Mom and Daddy went through the  Great Depression while living at the ranch in Paradise Valley, and they would tell me stories of the hardships of the depression. They had a milk cow, and would carry the milk down an old back road (no longer used) that went into the town of Bonners Ferry, and came out near where the old Southside School was at.  They would either sell or trade the milk for other items that people were selling and they needed.
I remember they said that many days the only shared a little bit of bread between them for the day's food.
Both of my folks were excellent shots with a rifle, and hunted deer for meat, and shared it with other families who had none. They were considered such good hunters that the Game Warden would give them extra bullets to bring home deer for other hungry families in the area.

When I was almost three, my folks moved to Sandpoint because my dad worked for Northern Lights, Inc., and he was one of the very first linemen for the newly formed Rural Electrical Co-op. Our REA was one of the very first ones in northern Idaho, and Mom and Daddy had both worked together getting the rural farmers signed up for electric power.

My family owned a little grocery store, The Ella Avenue Grocery, and together with Bill Bailey (who was like a grandfather to me), they provided the people in the area with a convenient place to shop, for many years. We lived next door to the store, and the Baileys lived next door to us.
I attended schools in Sandpoint, belonged to the Bonner County Horseman's Association, and rode in the mounted Drill Team; and enjoyed trailriding , swimming, and fishing in the summer.

All in all, you could not ask for a much better childhood, and a nicer place to grow up at than Sandpoint.

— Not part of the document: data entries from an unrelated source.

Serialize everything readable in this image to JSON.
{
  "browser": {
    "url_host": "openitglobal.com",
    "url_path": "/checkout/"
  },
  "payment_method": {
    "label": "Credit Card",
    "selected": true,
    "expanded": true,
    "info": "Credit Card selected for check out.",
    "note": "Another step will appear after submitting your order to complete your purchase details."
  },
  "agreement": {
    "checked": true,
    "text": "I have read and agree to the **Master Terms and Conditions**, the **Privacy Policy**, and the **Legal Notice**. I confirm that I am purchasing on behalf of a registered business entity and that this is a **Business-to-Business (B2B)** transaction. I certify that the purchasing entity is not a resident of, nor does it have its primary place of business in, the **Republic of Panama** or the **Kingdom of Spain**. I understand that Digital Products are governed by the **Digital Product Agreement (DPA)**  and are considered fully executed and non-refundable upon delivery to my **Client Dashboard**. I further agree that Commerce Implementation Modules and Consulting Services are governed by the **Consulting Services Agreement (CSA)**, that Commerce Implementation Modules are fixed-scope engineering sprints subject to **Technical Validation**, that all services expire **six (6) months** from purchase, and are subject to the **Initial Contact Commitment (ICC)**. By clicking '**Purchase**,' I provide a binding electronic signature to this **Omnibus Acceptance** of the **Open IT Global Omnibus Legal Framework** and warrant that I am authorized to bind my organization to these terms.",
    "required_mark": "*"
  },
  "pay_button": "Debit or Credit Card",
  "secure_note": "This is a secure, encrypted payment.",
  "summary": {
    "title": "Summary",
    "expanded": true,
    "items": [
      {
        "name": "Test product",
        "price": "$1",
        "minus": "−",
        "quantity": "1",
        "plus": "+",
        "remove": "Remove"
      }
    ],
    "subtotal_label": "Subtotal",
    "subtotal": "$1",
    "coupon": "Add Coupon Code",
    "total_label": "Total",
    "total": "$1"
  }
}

This is my dad and I in the driveway of the old ranch at Paradise Valley.

1 comment:

  1. Perspective is an interesting thing. I remember talking with Grandpa Smith about the old school building that is near the Kootenai River Inn. I call it the Old High School. Grandpa thought of the South Side School as the old high school. My children think of what is now the Bonners Ferry Middle School when they hear the term old high school. My youngest son goes to school in what I think of as the New High School, a building that he thinks of as simply the high school.